Streaming Ingestion#
As opposed to batch ingestion, stream ingestion handles real-time events. Data is consumed and loaded as soon as it's created from the source. Streaming solutions are booming in the market because more companies want real-time insights.
Example
an online retail company wants to provide a personalized user experience by using users' online activities.
As users browse the website, we can ingest real-time activities into a streaming framework and show useful and relevant recommendations to users during their online shopping.
Drawbacks#
However, ingesting streaming data can be pretty challenging.
- There is no staging area as in the batch solution.
- Data is brought to the consumer instantly, so it’s hard to ensure consistency.
- After the source generates an event, it may never get to the destination due to network issues, causing data loss.
- There can also be a scenario where an event is retried multiple times, causing duplication.
Message delivery semantics#
Streaming platforms like Apache Kafka and Google Pub/Sub support three message delivery semantics:
Their main difference is the way to handle failures caused by communication errors or other disruptions, which has an impact on the level of data integrity, performance, implementation and cost.
at-most-once#
at-most-once means a message is delivered zero or at most one time.
Danger
data might be lost.
This semantic is the cheapest, and it has high throughput, and low latency due to its fire-and-forget nature, meaning the transport layer doesn't keep any state. At-most-once is best for applications that need high performance and accept small amounts of data loss, such as monitoring metrics.
at-least-once#
at-least-once allows multiple attempts in case of failure, so at least one attempt is successful.
It works by maintaining the message state on the producer side, waiting on acknowledgment from the target, and possibly retrying if the message is not successfully delivered, but the same message might be delivered multiple times, and the performance is limited.
Danger
at-least-once is the default setting of many streaming systems because deduplication is often possible on the target side.
Common use cases are chat applications, real-time machine learning models, etc.
exactly-once#
exactly-once is the most difficult delivery semantic to implement.
With exactly-once, a message will always be delivered only one time, meaning no data loss or duplicate. In addition to maintaining the state on the producer side, exactly-once generates a unique ID for each message and maintains a state on the target side to filter out duplicates.
Warning
exactly-once carries the highest implementation overhead and possibly the worst performance of all the delivery semantics.
That being said, exactly-once is necessary for many financial-related use cases, such as payment, trading, and downstream services that don't support deduplication and idempotency.
Comparison of Delivery Semantics#
at-most-once | at-least-once | exactly-once | |
---|---|---|---|
Performance | Very high | High | Medium |
Duplication | No | Possible | No |
Data Loss | Possible | No | No |
Use case | Monitoring metrics | Chat app, ML models | Financial-related (payment, trading, accounting) |
Error Handling#
Most batch-based ingestion performs data transactions, serving as a single unit of work, meaning the entire batch is ingested as a whole or not at all.
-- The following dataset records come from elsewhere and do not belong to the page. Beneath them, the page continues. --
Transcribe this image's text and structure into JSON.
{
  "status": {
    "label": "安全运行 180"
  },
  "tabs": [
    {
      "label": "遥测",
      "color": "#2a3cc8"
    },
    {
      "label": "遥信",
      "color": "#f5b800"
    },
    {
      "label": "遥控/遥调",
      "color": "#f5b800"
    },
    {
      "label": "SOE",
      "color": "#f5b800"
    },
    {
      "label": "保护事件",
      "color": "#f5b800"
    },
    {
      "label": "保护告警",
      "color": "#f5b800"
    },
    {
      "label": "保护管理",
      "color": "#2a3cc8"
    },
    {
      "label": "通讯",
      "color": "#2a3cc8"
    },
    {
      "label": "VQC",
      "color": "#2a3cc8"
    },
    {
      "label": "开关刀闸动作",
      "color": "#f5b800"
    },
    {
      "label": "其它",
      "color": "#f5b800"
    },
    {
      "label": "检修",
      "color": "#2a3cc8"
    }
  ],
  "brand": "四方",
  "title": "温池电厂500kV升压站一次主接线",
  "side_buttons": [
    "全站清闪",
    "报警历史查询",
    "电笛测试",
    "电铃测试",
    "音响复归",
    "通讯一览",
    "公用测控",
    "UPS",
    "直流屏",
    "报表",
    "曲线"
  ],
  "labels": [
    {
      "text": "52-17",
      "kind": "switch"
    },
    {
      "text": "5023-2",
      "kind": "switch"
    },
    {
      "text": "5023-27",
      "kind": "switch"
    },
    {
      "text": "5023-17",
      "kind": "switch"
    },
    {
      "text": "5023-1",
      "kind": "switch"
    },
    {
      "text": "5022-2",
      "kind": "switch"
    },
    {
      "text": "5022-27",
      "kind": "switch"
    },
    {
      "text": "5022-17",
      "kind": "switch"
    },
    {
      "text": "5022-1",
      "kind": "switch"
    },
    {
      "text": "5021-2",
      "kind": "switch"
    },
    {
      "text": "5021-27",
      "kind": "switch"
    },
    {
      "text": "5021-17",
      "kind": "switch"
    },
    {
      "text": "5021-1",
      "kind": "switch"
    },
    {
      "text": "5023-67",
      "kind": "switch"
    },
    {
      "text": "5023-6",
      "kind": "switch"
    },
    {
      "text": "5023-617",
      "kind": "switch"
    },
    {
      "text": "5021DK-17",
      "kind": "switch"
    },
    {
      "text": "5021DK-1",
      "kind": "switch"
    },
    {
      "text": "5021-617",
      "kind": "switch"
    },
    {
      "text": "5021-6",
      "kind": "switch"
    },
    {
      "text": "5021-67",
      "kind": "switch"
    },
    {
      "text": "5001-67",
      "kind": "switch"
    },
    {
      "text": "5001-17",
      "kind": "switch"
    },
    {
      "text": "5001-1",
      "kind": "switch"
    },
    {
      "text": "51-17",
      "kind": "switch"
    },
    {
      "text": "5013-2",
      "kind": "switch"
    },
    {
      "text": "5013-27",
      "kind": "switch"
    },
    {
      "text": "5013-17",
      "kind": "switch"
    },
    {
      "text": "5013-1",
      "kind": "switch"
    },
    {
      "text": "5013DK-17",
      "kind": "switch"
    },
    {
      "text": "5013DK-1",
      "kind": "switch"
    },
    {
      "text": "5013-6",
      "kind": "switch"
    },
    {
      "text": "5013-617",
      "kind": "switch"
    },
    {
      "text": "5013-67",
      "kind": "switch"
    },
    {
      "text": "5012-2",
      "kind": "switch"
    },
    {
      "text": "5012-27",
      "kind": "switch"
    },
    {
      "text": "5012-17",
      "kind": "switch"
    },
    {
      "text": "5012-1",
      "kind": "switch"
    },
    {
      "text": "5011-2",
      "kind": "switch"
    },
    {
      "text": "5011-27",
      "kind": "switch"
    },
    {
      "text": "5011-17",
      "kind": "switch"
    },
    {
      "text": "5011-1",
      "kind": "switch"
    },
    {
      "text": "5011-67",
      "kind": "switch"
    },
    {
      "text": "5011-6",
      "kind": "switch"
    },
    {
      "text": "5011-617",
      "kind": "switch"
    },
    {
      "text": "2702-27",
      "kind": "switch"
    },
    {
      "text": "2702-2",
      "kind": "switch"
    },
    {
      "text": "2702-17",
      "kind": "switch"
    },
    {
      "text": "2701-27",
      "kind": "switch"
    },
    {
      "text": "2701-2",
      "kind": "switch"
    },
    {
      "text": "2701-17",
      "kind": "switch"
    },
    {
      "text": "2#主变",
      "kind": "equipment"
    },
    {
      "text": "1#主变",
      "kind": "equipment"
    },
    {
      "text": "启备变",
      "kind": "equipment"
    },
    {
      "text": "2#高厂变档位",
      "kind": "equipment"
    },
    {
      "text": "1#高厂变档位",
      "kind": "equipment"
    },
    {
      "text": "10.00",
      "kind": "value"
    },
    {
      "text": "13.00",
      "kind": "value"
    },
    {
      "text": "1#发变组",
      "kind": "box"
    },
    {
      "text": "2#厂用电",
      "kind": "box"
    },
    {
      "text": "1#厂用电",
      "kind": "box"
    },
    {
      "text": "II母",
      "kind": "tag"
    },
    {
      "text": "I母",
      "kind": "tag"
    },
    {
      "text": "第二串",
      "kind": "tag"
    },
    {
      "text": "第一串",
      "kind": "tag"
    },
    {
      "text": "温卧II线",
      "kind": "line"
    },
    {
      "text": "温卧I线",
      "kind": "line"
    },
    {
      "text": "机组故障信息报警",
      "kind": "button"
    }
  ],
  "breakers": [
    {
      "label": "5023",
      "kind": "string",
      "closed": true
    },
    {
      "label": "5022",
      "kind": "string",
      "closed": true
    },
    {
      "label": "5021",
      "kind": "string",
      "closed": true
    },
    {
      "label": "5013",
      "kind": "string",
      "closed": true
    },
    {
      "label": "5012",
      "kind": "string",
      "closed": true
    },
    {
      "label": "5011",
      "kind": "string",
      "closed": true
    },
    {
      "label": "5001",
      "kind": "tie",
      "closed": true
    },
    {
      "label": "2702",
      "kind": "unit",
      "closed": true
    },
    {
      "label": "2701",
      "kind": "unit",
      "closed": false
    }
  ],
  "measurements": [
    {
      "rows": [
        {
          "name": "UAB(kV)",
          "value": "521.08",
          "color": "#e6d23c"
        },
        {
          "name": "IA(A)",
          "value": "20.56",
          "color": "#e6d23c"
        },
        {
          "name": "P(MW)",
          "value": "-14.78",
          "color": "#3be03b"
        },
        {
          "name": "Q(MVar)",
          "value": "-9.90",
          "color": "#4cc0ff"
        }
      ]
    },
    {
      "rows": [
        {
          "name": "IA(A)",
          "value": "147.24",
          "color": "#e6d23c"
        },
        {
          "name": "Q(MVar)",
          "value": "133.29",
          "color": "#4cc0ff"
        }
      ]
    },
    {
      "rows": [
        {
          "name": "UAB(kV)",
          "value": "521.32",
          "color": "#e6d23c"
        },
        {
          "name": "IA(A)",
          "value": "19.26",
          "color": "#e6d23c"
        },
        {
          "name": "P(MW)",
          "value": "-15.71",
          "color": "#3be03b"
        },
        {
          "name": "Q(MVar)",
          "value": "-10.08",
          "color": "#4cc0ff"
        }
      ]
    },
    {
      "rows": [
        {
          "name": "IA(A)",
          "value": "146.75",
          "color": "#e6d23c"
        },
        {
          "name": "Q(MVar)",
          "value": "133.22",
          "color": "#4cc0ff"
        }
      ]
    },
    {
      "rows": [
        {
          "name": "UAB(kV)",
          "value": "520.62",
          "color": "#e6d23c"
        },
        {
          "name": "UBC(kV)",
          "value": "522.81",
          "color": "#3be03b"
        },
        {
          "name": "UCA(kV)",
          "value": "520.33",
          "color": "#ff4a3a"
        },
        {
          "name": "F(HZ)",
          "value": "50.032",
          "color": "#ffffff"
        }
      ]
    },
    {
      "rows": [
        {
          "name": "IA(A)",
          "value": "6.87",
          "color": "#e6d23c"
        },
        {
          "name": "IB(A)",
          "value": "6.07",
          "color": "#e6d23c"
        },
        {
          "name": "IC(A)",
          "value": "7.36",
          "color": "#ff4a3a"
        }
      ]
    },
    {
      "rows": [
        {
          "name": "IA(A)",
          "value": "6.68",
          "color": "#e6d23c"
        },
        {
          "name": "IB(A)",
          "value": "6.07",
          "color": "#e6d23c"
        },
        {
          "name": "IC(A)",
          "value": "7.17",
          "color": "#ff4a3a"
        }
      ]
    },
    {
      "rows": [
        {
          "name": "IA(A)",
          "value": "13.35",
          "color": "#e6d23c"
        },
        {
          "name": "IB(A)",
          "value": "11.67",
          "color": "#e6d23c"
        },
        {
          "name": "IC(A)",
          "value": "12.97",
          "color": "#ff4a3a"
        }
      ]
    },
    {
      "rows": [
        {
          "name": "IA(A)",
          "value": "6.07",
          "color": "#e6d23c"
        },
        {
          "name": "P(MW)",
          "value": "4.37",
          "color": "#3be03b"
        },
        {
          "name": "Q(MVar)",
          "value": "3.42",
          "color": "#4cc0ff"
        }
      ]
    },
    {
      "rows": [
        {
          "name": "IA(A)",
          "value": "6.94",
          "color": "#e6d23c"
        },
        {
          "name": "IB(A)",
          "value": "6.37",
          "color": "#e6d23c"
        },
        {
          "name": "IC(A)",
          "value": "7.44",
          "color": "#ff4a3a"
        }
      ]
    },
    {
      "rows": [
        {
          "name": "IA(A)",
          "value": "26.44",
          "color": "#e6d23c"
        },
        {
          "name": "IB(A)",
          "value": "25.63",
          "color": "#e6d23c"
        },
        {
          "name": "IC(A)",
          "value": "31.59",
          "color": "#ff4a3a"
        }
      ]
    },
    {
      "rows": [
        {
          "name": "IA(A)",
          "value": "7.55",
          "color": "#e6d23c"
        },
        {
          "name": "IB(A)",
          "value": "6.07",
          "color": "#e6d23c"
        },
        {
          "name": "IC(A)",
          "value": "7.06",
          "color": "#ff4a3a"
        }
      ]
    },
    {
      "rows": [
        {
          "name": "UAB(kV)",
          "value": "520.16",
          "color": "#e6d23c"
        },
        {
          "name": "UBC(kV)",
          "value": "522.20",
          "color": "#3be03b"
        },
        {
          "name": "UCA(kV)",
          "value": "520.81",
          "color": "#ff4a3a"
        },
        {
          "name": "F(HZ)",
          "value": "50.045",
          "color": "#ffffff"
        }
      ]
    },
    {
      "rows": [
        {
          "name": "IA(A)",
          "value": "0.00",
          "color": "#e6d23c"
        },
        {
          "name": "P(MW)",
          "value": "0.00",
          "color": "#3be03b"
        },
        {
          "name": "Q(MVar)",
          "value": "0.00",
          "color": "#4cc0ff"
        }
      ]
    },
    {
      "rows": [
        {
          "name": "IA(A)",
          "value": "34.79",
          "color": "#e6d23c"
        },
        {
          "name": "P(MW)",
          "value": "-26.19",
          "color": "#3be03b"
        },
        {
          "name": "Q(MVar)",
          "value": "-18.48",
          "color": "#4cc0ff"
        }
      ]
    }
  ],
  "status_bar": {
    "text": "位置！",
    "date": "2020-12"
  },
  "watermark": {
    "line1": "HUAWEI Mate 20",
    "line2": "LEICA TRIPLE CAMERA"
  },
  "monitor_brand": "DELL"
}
Any error record will block the entire batch, so there's never a case that part of the records is ingested. In other words, we must fix the data issue before ingesting the batch.
Tip
However, we don't want a single failure to block streaming ingestion.
Messages that cannot be ingested for whatever reason should be rerouted and possibly stored in a separate location.
Invalid schema, message size, communication errors, etc cause common ingestion errors.
Drop the error records#
The simplest solution is to drop any messages that couldn't be ingested. This is preferred when we handle a high volume of data and don't want to store useless messages.
Warning
However, rejecting records is risky because the error detection mechanism can be faulty. If so, useful data will be lost forever.
Send error records to a dead-letter queue#
One industry-standard approach is sending error records to a dead-letter queue. A dead-letter queue receives messages that meet one or more of the following criteria:
- The target system doesn't exist
- The queue is full
- The message size exceeds the limit
- The message is expired due to TTL (time to live)
- The message cannot be processed due to an invalid format or wrong values
Dead-letter queues isolate messages that can't be processed, allowing engineers to investigate why ingestion errors occur and solve pipeline problems if necessary. With at-least-once delivery semantics, the system will retry rejected messages a few attempts before sending them to the dead-letter queue.
Note
The benefits brought by the streaming pipeline attract many organizations, but it's considerably challenging to develop and maintain.
To simplify the architecture and reduce the burden of engineers, many cloud providers have developed out-of-the-box solutions like BigQuery subscription and Dataflow, helping engineers focus on the core business values.